Some weather sensors - are supported: bme280, bmp280 and bmp180.
Also analogue data is sent (battery voltage). and state of UART pins (if UART is disabled).
Data is packed by cayenne lpp which is umpacks automatically by TTN.
DevEUI is auto-generated from device’s unique ID value.
Pulling down M0 triggers UART-based configuration UI.
More info on github. Please note that project is frozen as-is, because STM8 have low-precision clock (HSI clock) which is hard to count exactly specific time intervals as well as receiving acknowledgement at exact reception window.
Unfortunately, this code appears to be drastically out of date, missing many critical LMiC bug fixes that have happened since you forked it, and as a result really should not be used on TTN given the likelihood of failing to make proper response to configuration commands from the network.

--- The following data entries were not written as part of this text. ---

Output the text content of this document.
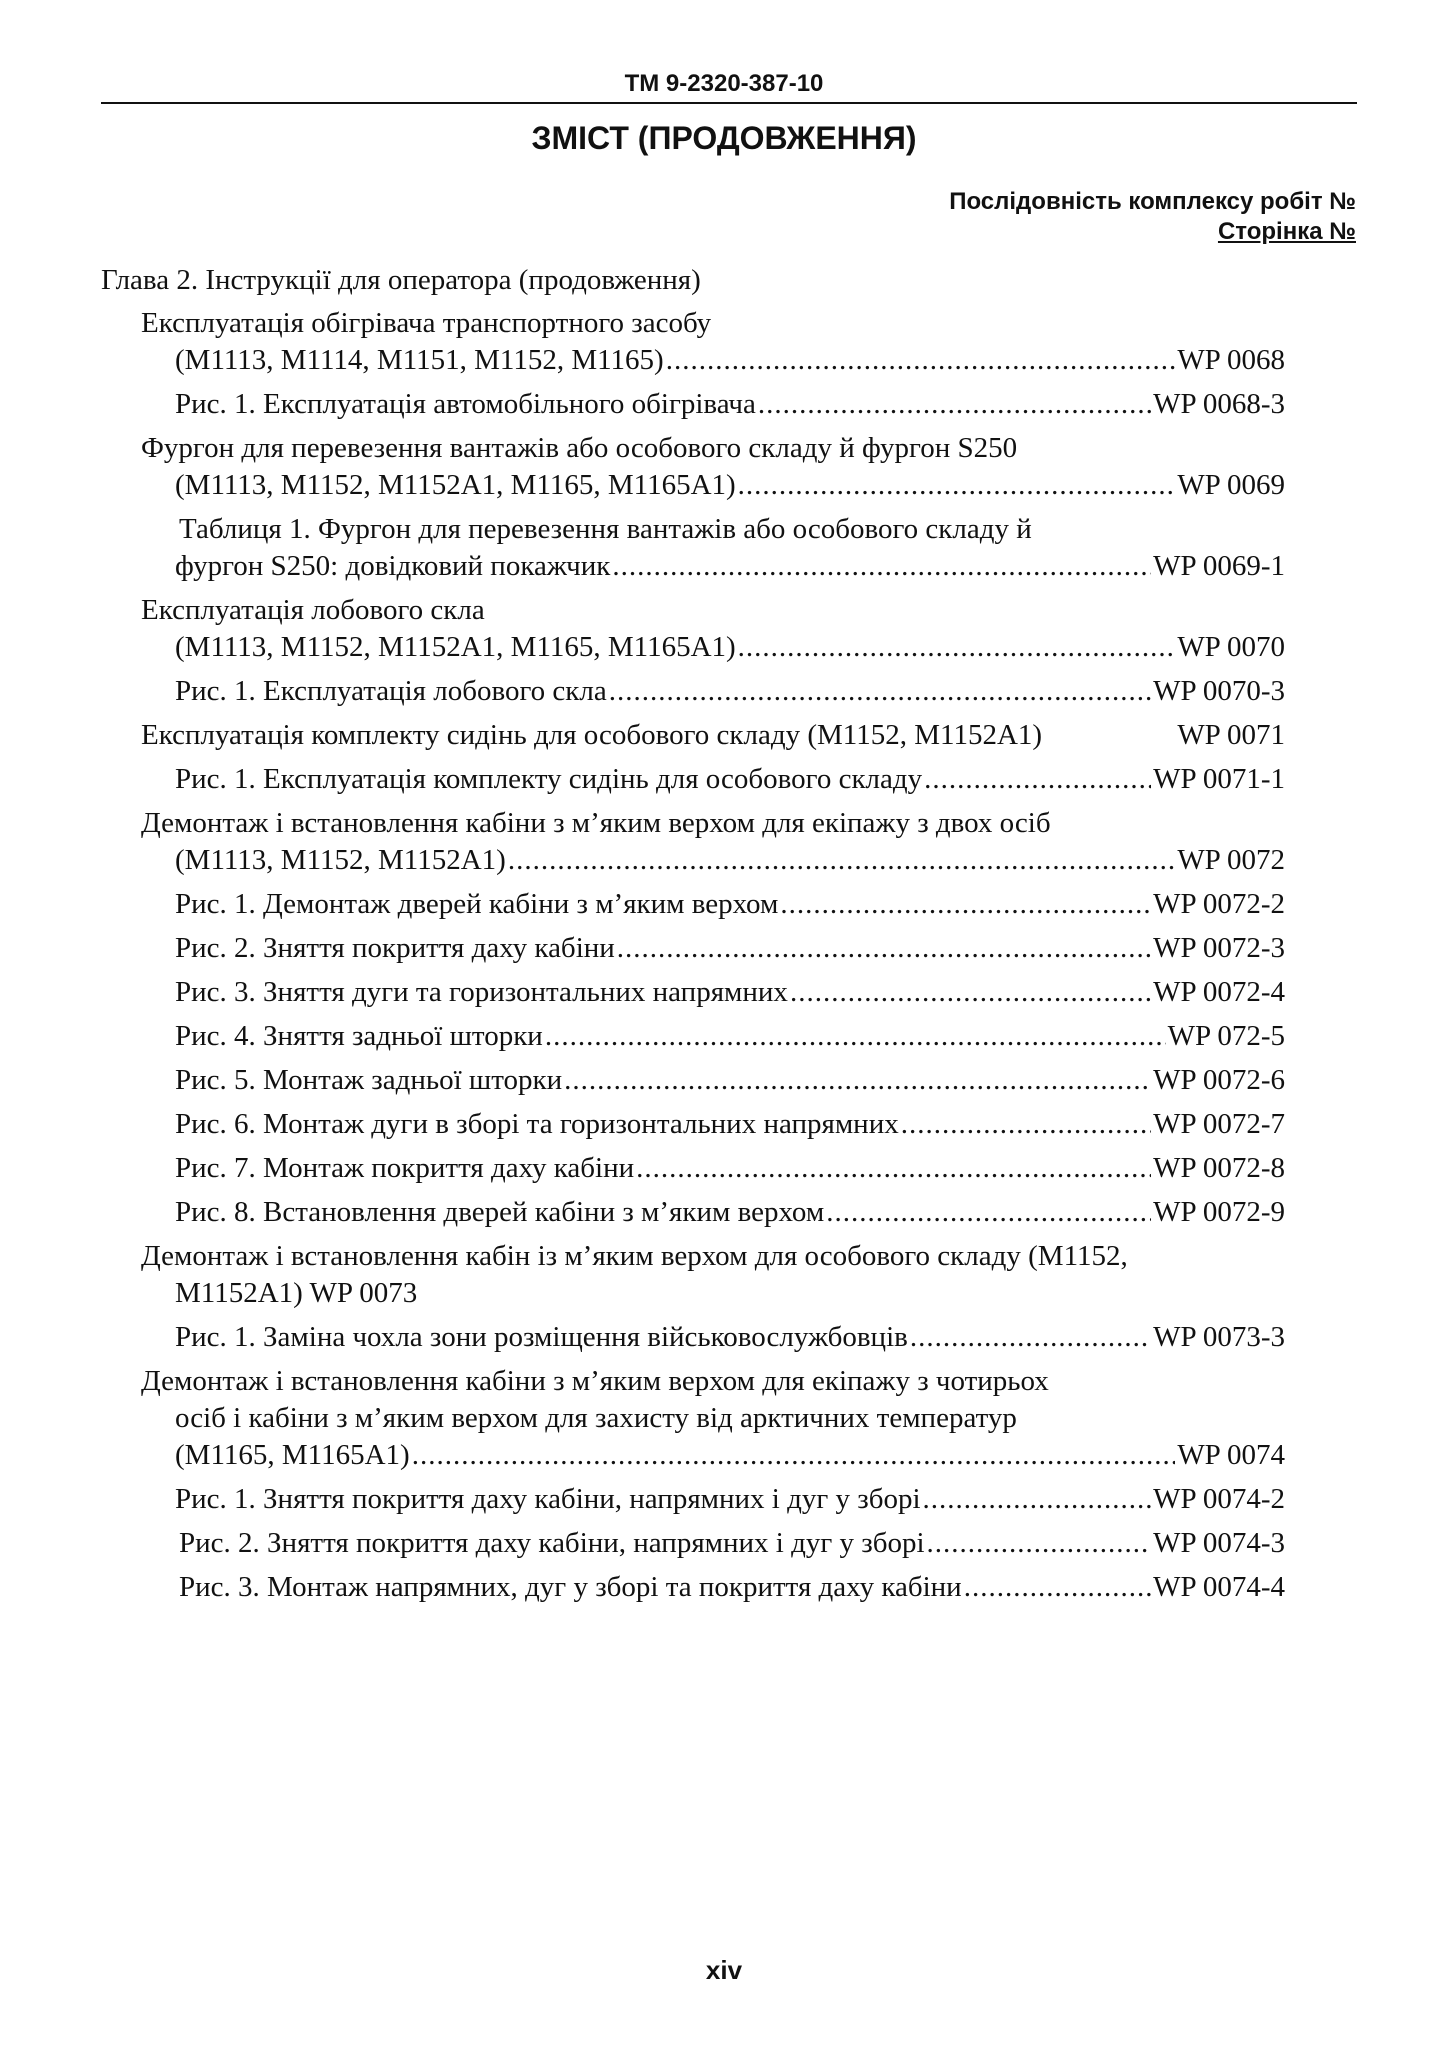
TM 9-2320-387-10
ЗМІСТ (ПРОДОВЖЕННЯ)
Послідовність комплексу робіт №
Сторінка №
Глава 2. Інструкції для оператора (продовження)
Експлуатація обігрівача транспортного засобу
(M1113, M1114, M1151, M1152, M1165) .....	WP 0068
Рис. 1. Експлуатація автомобільного обігрівача .....	WP 0068-3
Фургон для перевезення вантажів або особового складу й фургон S250
(M1113, M1152, M1152A1, M1165, M1165A1) .....	WP 0069
Таблиця 1. Фургон для перевезення вантажів або особового складу й
фургон S250: довідковий покажчик .....	WP 0069-1
Експлуатація лобового скла
(M1113, M1152, M1152A1, M1165, M1165A1) .....	WP 0070
Рис. 1. Експлуатація лобового скла .....	WP 0070-3
Експлуатація комплекту сидінь для особового складу (M1152, M1152A1)	WP 0071
Рис. 1. Експлуатація комплекту сидінь для особового складу .....	WP 0071-1
Демонтаж і встановлення кабіни з м’яким верхом для екіпажу з двох осіб
(M1113, M1152, M1152A1) .....	WP 0072
Рис. 1. Демонтаж дверей кабіни з м’яким верхом .....	WP 0072-2
Рис. 2. Зняття покриття даху кабіни .....	WP 0072-3
Рис. 3. Зняття дуги та горизонтальних напрямних .....	WP 0072-4
Рис. 4. Зняття задньої шторки .....	WP 072-5
Рис. 5. Монтаж задньої шторки .....	WP 0072-6
Рис. 6. Монтаж дуги в зборі та горизонтальних напрямних .....	WP 0072-7
Рис. 7. Монтаж покриття даху кабіни .....	WP 0072-8
Рис. 8. Встановлення дверей кабіни з м’яким верхом .....	WP 0072-9
Демонтаж і встановлення кабін із м’яким верхом для особового складу (M1152,
M1152A1) WP 0073
Рис. 1. Заміна чохла зони розміщення військовослужбовців .....	WP 0073-3
Демонтаж і встановлення кабіни з м’яким верхом для екіпажу з чотирьох
осіб і кабіни з м’яким верхом для захисту від арктичних температур
(M1165, M1165A1) .....	WP 0074
Рис. 1. Зняття покриття даху кабіни, напрямних і дуг у зборі .....	WP 0074-2
Рис. 2. Зняття покриття даху кабіни, напрямних і дуг у зборі .....	WP 0074-3
Рис. 3. Монтаж напрямних, дуг у зборі та покриття даху кабіни .....	WP 0074-4
xiv
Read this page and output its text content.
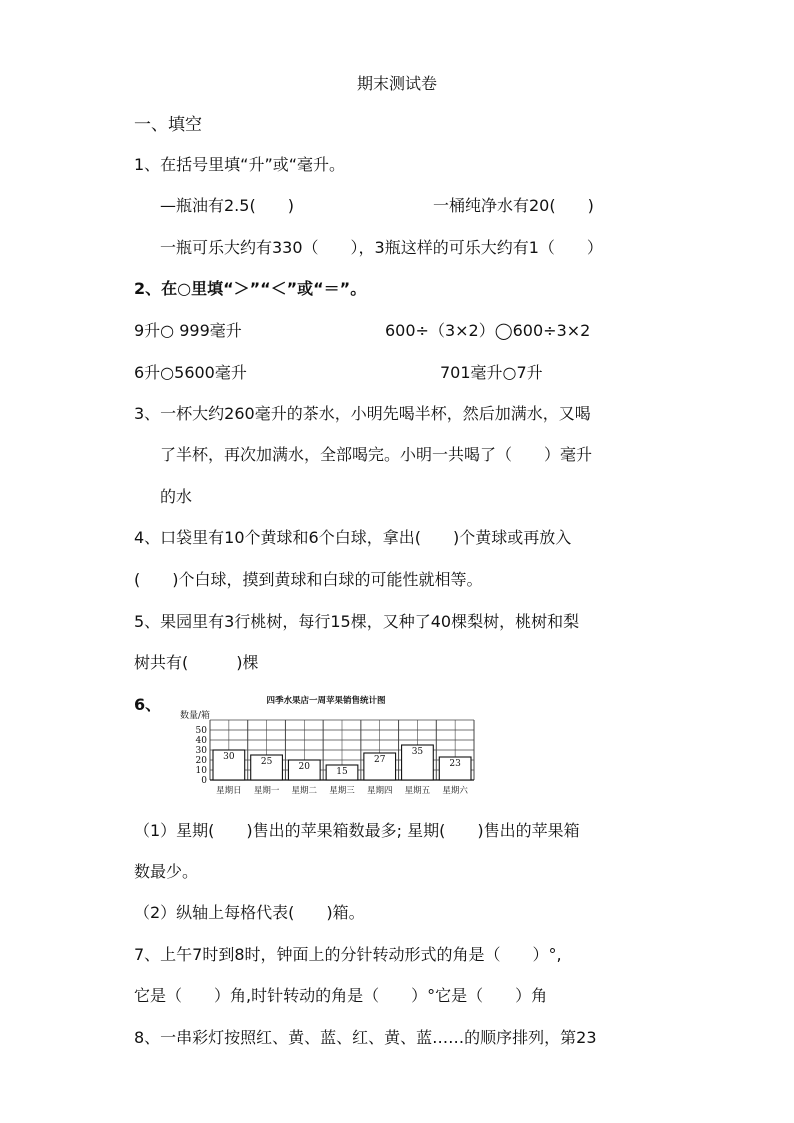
期末测试卷
一、填空
1、在括号里填“升”或“毫升。
—瓶油有2.5(　　)	一桶纯净水有20(　　)
一瓶可乐大约有330（　　），3瓶这样的可乐大约有1（　　）
2、在○里填“＞”“＜”或“＝”。
9升○ 999毫升	600÷（3×2）◯600÷3×2
6升○5600毫升	701毫升○7升
3、一杯大约260毫升的茶水，小明先喝半杯，然后加满水，又喝
了半杯，再次加满水，全部喝完。小明一共喝了（　　）毫升
的水
4、口袋里有10个黄球和6个白球，拿出(　　)个黄球或再放入
(　　)个白球，摸到黄球和白球的可能性就相等。
5、果园里有3行桃树，每行15棵，又种了40棵梨树，桃树和梨
树共有(　　　)棵
6、	四季水果店一周苹果销售统计图
数量/箱
0
10
20
30
40
50
30
星期日
25
星期一
20
星期二
15
星期三
27
星期四
35
星期五
23
星期六
（1）星期(　　)售出的苹果箱数最多; 星期(　　)售出的苹果箱
数最少。
（2）纵轴上每格代表(　　)箱。
7、上午7时到8时，钟面上的分针转动形式的角是（　　）°,
它是（　　）角,时针转动的角是（　　）°它是（　　）角
8、一串彩灯按照红、黄、蓝、红、黄、蓝……的顺序排列，第23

Can You point to bugs fixes? Or at leaser show best supported codebase for LMIC. Because original LMIC - is unchanged during 5 years. And my fork - is 3 years old with fixes for coarse timing represented in STM8L with HSI oscillator. I’ll happily add protocol fixes for that, since that sensors still works pretty fine after 3
years and don’t require any service.
OFFTOP: My gateways is still works in TTN v2 and is visible on map. The main issue with TTN - is that it can’t be trusted for a long-term use, because it’s always change something and I’m unsure that my self-powered LoraWan weather sensor will not disappear someday because someone decided to change few bits in protocol.
TTN made breaking changes after running V2 for 5 years and they provided migration tools for uninterupted use of the nodes and a migration window of 9 months. So I think your judgement could be a bit more nuanced. And you could have used half an hour during those 9 months to move your gateway to V3…
Maybe safer then that you deploy your own network server and own Lora network then you are in control and ‘someone’ can affect you.
And apart from minor configuration knobs that an insistent person can still set the old way, breaking changes in terms of device firmware were mostly that device firmware needs to now actually meet the LoRaWAN spec…
If the OP wants to come up with something that works on the STM8, they should start with a current checkout of MCCI LMIC that there’s effort being made to bring into spec compliance (which the IBM and previous versions never remotely had), review the open issues on that, and then begin their port.
Another approach could be to use a different codebase, for example LoRaMAC Node.